行動生態学研究室

アフリカ類人猿の分散様式

研究概要

多くの哺乳類と異なり、アフリカ類人猿(チンパンジーやゴリラ)ではメスが生まれた集団から移籍するという特徴があります。これは父系と言われるヒトの社会に似た特徴とも考えられていました。

チンパンジーは複雄群でオスが集団に残る父系社会ですが、ニシローランドゴリラは単雄群でオスも生まれた集団を移出するため、分散様式については行動観察だけではわかっていませんでした。

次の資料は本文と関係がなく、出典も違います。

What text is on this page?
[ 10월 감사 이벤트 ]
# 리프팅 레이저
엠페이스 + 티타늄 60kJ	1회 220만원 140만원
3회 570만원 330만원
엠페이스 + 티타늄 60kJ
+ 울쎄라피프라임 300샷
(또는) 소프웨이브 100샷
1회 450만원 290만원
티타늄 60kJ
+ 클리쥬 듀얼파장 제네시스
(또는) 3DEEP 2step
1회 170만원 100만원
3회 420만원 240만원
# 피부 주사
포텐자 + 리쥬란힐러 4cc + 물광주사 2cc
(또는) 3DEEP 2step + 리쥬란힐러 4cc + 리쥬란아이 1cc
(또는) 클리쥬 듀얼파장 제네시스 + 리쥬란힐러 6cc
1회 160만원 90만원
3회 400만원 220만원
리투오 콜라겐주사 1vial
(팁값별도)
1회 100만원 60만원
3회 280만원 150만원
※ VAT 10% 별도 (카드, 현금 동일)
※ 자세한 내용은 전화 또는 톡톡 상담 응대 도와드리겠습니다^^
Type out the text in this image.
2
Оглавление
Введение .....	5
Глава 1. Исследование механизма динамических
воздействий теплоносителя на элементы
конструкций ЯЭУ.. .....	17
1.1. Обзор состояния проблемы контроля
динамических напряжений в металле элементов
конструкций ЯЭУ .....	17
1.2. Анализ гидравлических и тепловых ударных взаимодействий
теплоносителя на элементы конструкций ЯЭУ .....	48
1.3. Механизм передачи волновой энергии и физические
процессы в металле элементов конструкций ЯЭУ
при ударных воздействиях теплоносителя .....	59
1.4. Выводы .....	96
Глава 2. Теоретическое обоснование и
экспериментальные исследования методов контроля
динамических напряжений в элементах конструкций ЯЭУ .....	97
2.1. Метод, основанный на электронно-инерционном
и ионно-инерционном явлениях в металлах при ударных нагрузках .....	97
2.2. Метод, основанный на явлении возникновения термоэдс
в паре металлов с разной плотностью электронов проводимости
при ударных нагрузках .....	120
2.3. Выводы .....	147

DNAを用いた血縁構造の解析の結果、チンパンジーでは予想通り集団内のオス間の血縁度が高いという結果が得られましたが、ゴリラでは近隣集団のオス間の血縁度は低く、オスが遠くへ分散していることを示唆する結果が得られました。

この結果は、チンパンジーとゴリラの雄の分散様式は異なっていることを示し、ヒトの社会の進化を考える上でも重要な結果だと考えれます。

関連業績

Inoue E, Inoue-Murayama M, Vigilant L, Takenaka O, Nishida T. Relatedness in wild chimpanzees: influence of paternity, male philopatry, and demographic factors. American Journal of Physical Anthropology 137(3), pp: 256-262, 2008.
Inoue E, Akomo-Okoue EF, Ando C, Iwata Y, Judai M, Fujita S, Hongo S, Nze-Nkogue C, Inoue-Murayama M, Yamagiwa J. Male genetic structure and paternity in western lowland gorillas (Gorilla gorilla gorilla). American Journal of Physical Anthropology 151:583-588, 2013.
井上英治.DNA分析が明かす大型類人猿の分散パターン、現代思想44(22): 150-158, 2016.